Sou Si-tai: China: The Fisherman and the Woodcutter/The Qin, Zither of the Literati

Dating back at least 3,000 years, the seven-string Chinese zither-like instrument known as the guqin or qin is a far cry from anything that might inspire modern listeners to make rock star-faces and play air guitar. But, as played by Hong Kong artist Sou Si-tai, the qin has a quiet expressiveness that seems like a common ancestor to everything from flamenco to The Grateful Dead. Recorded in 2006, China: The Fisherman and the Woodcutter/The Qin, Zither of the Literati presents an hour’s worth of music from the qin repertoire, and you don’t need to be an ethnomusicologist to recognize this music as an ancient form of shredding.

The technique alone is fascinating.

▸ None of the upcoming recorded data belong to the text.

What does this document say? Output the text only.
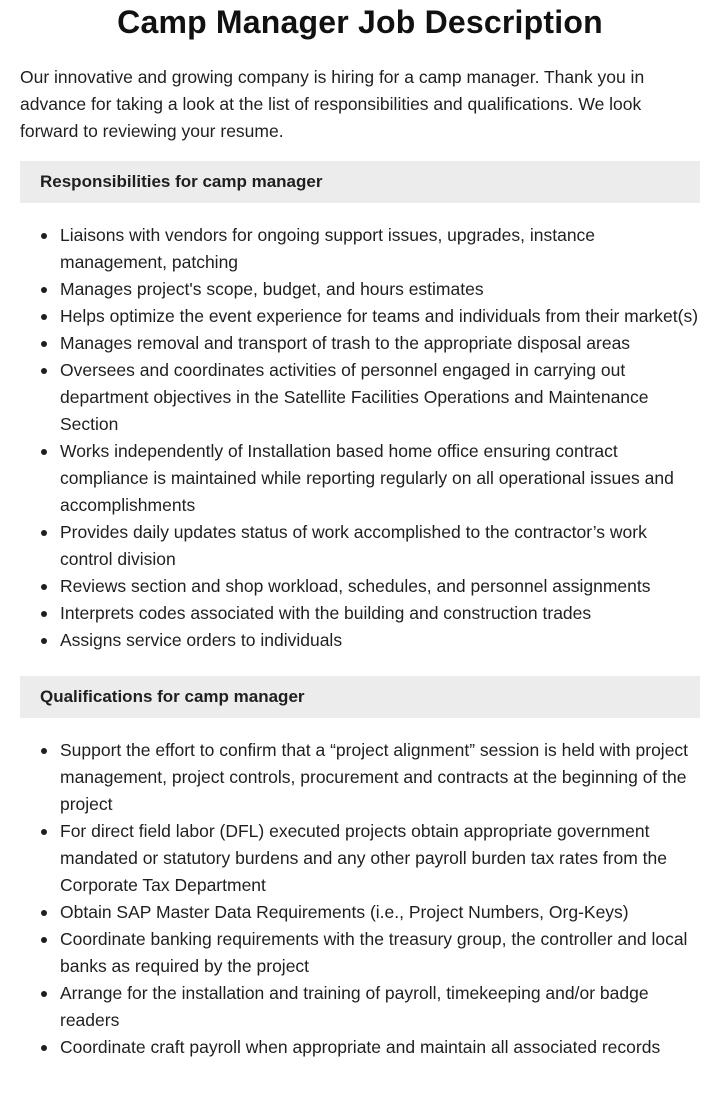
Camp Manager Job Description

Our innovative and growing company is hiring for a camp manager. Thank you in advance for taking a look at the list of responsibilities and qualifications. We look forward to reviewing your resume.

Responsibilities for camp manager
Liaisons with vendors for ongoing support issues, upgrades, instance management, patching
Manages project's scope, budget, and hours estimates
Helps optimize the event experience for teams and individuals from their market(s)
Manages removal and transport of trash to the appropriate disposal areas
Oversees and coordinates activities of personnel engaged in carrying out department objectives in the Satellite Facilities Operations and Maintenance Section
Works independently of Installation based home office ensuring contract compliance is maintained while reporting regularly on all operational issues and accomplishments
Provides daily updates status of work accomplished to the contractor’s work control division
Reviews section and shop workload, schedules, and personnel assignments
Interprets codes associated with the building and construction trades
Assigns service orders to individuals
Qualifications for camp manager
Support the effort to confirm that a “project alignment” session is held with project management, project controls, procurement and contracts at the beginning of the project
For direct field labor (DFL) executed projects obtain appropriate government mandated or statutory burdens and any other payroll burden tax rates from the Corporate Tax Department
Obtain SAP Master Data Requirements (i.e., Project Numbers, Org-Keys)
Coordinate banking requirements with the treasury group, the controller and local banks as required by the project
Arrange for the installation and training of payroll, timekeeping and/or badge readers
Coordinate craft payroll when appropriate and maintain all associated records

On the nearly seven-minute “Thinking of a Friend” (in translation, it even sounds like an AOR staple), Sou begins playing overtones on the qin. This is just one of the major playing techniques; one can also pluck open strings, or apply pressure on a string with one hand while sliding another hand along the string to vary the note; in other words, the qin anticipated slide guitar (and the blues—think about that) by millennia. Sou’s varied technique over the course of this track is to some degree raw—the movement of his fingers across strings is frequently audible—and this gives the largely quiet composition a visceral quality, making it clear the patience and deliberation at work on every ancient melody and percussive run.

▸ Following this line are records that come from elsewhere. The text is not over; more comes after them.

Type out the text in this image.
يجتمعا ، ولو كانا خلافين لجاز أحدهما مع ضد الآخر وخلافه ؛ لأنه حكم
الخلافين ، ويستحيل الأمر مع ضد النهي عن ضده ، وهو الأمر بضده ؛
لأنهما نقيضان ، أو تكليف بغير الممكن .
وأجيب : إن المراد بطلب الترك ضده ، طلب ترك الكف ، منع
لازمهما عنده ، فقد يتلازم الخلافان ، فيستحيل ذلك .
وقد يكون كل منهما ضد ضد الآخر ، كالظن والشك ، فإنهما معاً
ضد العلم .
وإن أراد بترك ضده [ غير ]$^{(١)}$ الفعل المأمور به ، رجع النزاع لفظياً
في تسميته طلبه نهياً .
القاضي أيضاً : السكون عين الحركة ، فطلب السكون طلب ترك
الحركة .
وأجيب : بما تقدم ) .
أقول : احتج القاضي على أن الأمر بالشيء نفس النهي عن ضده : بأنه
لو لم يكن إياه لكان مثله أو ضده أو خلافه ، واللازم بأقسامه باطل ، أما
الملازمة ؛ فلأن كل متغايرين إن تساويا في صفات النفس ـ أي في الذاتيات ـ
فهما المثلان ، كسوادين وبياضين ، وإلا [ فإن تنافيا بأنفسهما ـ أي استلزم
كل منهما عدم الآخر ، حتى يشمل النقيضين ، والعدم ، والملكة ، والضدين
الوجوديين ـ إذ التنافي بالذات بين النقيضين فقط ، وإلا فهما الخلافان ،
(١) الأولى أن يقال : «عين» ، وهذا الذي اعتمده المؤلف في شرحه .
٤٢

It’s no wonder that the instrument has been associated with Confucius. In fact, playing the qin is traditionally part of a discipline that’s as much moral as aesthetic. Any of these 10 tracks bears witness to the qin as an instrument of moderation, striking a delicate balance between virtuosity and humility. As a physical practice, it’s almost like a martial art. Sou taught Chinese art for 20 years before making a career change to music, and his deftness on the qin’s supple silk strings sound like the work of a long-time master. In contrast to his teacher Tsar Teh-yun, Sou takes on a slower tempo and less aggressive touch—track down Tsar’s abstract, prickly “Thinking of an Old Friend” for a revealing comparison.

While Sou is the qin’s master technician, sound engineer Renaud Millet-Lacombe deserves credit as well; the hissy recording available of Tsar’s playing doesn’t do justice to her work, but every note Sou strikes is crisp and clear, the fingerings sounding out in a way that doesn’t distract from it but enriches it.

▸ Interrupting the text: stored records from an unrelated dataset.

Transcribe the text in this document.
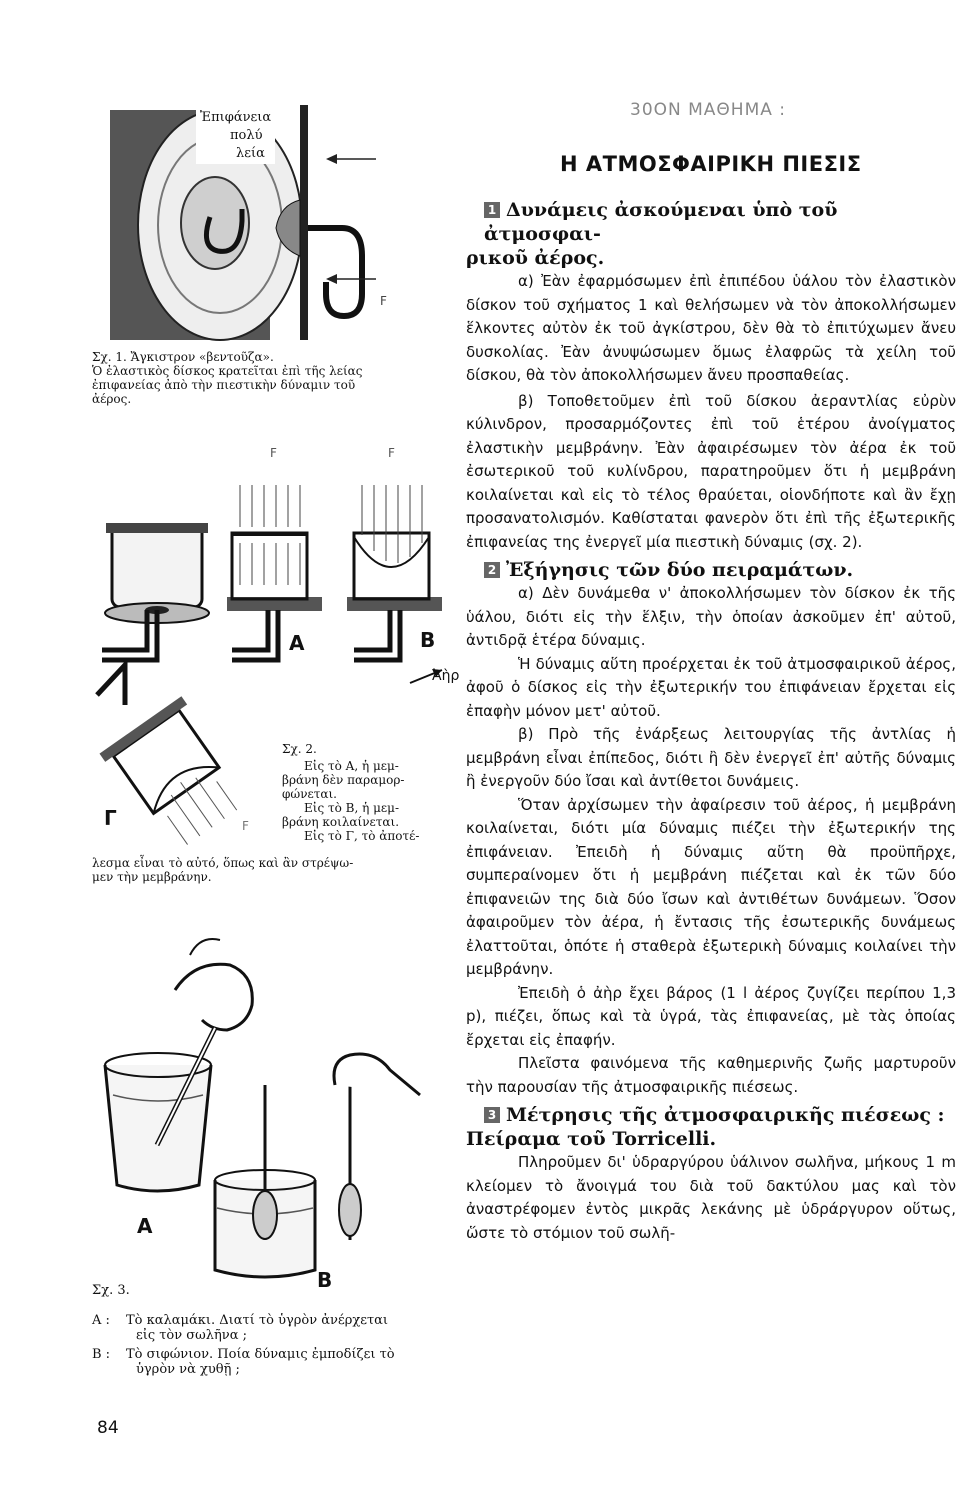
F
Ἐπιφάνεια
πολύ
λεία
Σχ. 1. Ἄγκιστρον «βεντοῦζα».
Ὁ ἐλαστικὸς δίσκος κρατεῖται ἐπὶ τῆς λείας
ἐπιφανείας ἀπὸ τὴν πιεστικὴν δύναμιν τοῦ
ἀέρος.
F
Α
F
Β
Ἀὴρ
Γ	F
Σχ. 2.
Εἰς τὸ Α, ἡ μεμ-
βράνη δὲν παραμορ-
φώνεται.
Εἰς τὸ Β, ἡ μεμ-
βράνη κοιλαίνεται.
Εἰς τὸ Γ, τὸ ἀποτέ-
λεσμα εἶναι τὸ αὐτό, ὅπως καὶ ἂν στρέψω-
μεν τὴν μεμβράνην.
Α
Β
Σχ. 3.
Α :	Τὸ καλαμάκι. Διατί τὸ ὑγρὸν ἀνέρχεται
εἰς τὸν σωλῆνα ;
Β :	Τὸ σιφώνιον. Ποία δύναμις ἐμποδίζει τὸ
ὑγρὸν νὰ χυθῇ ;
84
30ΟΝ ΜΑΘΗΜΑ :
Η ΑΤΜΟΣΦΑΙΡΙΚΗ ΠΙΕΣΙΣ
1 Δυνάμεις ἀσκούμεναι ὑπὸ τοῦ ἀτμοσφαι-
ρικοῦ ἀέρος.
α) Ἐὰν ἐφαρμόσωμεν ἐπὶ ἐπιπέδου ὑάλου τὸν ἐλαστικὸν δίσκον τοῦ σχήματος 1 καὶ θελήσωμεν νὰ τὸν ἀποκολλήσωμεν ἕλκοντες αὐτὸν ἐκ τοῦ ἀγκίστρου, δὲν θὰ τὸ ἐπιτύχωμεν ἄνευ δυσκολίας. Ἐὰν ἀνυψώσωμεν ὅμως ἐλαφρῶς τὰ χείλη τοῦ δίσκου, θὰ τὸν ἀποκολλήσωμεν ἄνευ προσπαθείας.
β) Τοποθετοῦμεν ἐπὶ τοῦ δίσκου ἀεραντλίας εὐρὺν κύλινδρον, προσαρμόζοντες ἐπὶ τοῦ ἑτέρου ἀνοίγματος ἐλαστικὴν μεμβράνην. Ἐὰν ἀφαιρέσωμεν τὸν ἀέρα ἐκ τοῦ ἐσωτερικοῦ τοῦ κυλίνδρου, παρατηροῦμεν ὅτι ἡ μεμβράνη κοιλαίνεται καὶ εἰς τὸ τέλος θραύεται, οἱονδήποτε καὶ ἂν ἔχῃ προσανατολισμόν. Καθίσταται φανερὸν ὅτι ἐπὶ τῆς ἐξωτερικῆς ἐπιφανείας της ἐνεργεῖ μία πιεστικὴ δύναμις (σχ. 2).
2 Ἐξήγησις τῶν δύο πειραμάτων.
α) Δὲν δυνάμεθα ν' ἀποκολλήσωμεν τὸν δίσκον ἐκ τῆς ὑάλου, διότι εἰς τὴν ἕλξιν, τὴν ὁποίαν ἀσκοῦμεν ἐπ' αὐτοῦ, ἀντιδρᾷ ἑτέρα δύναμις.
Ἡ δύναμις αὕτη προέρχεται ἐκ τοῦ ἀτμοσφαιρικοῦ ἀέρος, ἀφοῦ ὁ δίσκος εἰς τὴν ἐξωτερικήν του ἐπιφάνειαν ἔρχεται εἰς ἐπαφὴν μόνον μετ' αὐτοῦ.
β) Πρὸ τῆς ἐνάρξεως λειτουργίας τῆς ἀντλίας ἡ μεμβράνη εἶναι ἐπίπεδος, διότι ἢ δὲν ἐνεργεῖ ἐπ' αὐτῆς δύναμις ἢ ἐνεργοῦν δύο ἴσαι καὶ ἀντίθετοι δυνάμεις.
Ὅταν ἀρχίσωμεν τὴν ἀφαίρεσιν τοῦ ἀέρος, ἡ μεμβράνη κοιλαίνεται, διότι μία δύναμις πιέζει τὴν ἐξωτερικήν της ἐπιφάνειαν. Ἐπειδὴ ἡ δύναμις αὕτη θὰ προϋπῆρχε, συμπεραίνομεν ὅτι ἡ μεμβράνη πιέζεται καὶ ἐκ τῶν δύο ἐπιφανειῶν της διὰ δύο ἴσων καὶ ἀντιθέτων δυνάμεων. Ὅσον ἀφαιροῦμεν τὸν ἀέρα, ἡ ἔντασις τῆς ἐσωτερικῆς δυνάμεως ἐλαττοῦται, ὁπότε ἡ σταθερὰ ἐξωτερικὴ δύναμις κοιλαίνει τὴν μεμβράνην.
Ἐπειδὴ ὁ ἀὴρ ἔχει βάρος (1 l ἀέρος ζυγίζει περίπου 1,3 p), πιέζει, ὅπως καὶ τὰ ὑγρά, τὰς ἐπιφανείας, μὲ τὰς ὁποίας ἔρχεται εἰς ἐπαφήν.
Πλεῖστα φαινόμενα τῆς καθημερινῆς ζωῆς μαρτυροῦν τὴν παρουσίαν τῆς ἀτμοσφαιρικῆς πιέσεως.
3 Μέτρησις τῆς ἀτμοσφαιρικῆς πιέσεως :
Πείραμα τοῦ Torricelli.
Πληροῦμεν δι' ὑδραργύρου ὑάλινον σωλῆνα, μήκους 1 m κλείομεν τὸ ἄνοιγμά του διὰ τοῦ δακτύλου μας καὶ τὸν ἀναστρέφομεν ἐντὸς μικρᾶς λεκάνης μὲ ὑδράργυρον οὕτως, ὥστε τὸ στόμιον τοῦ σωλῆ-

On two tracks Sou plays the xiao, a bamboo flute, with qin duties taken up by Georges Goormaghtigh, who also contributed 24 pages of liner notes (unfortunately not available for review). Goormaghtigh was also a student of Tsar’s, and it’s instructive to hear a good player who hasn’t yet achieved Sou’s level. Sou Si-tai plays music in what would seem the most rarefied subgenre—the qin is known as the zither of the literati, after all. But in this tradition that goes back thousands of years, one can find the root of every guitarist that came after it, and it’s hard not to come to the conclusion that we’re not worthy.

You don’t need to be an ethnomusicologist to recognize this repertoire as an ancient form of shredding.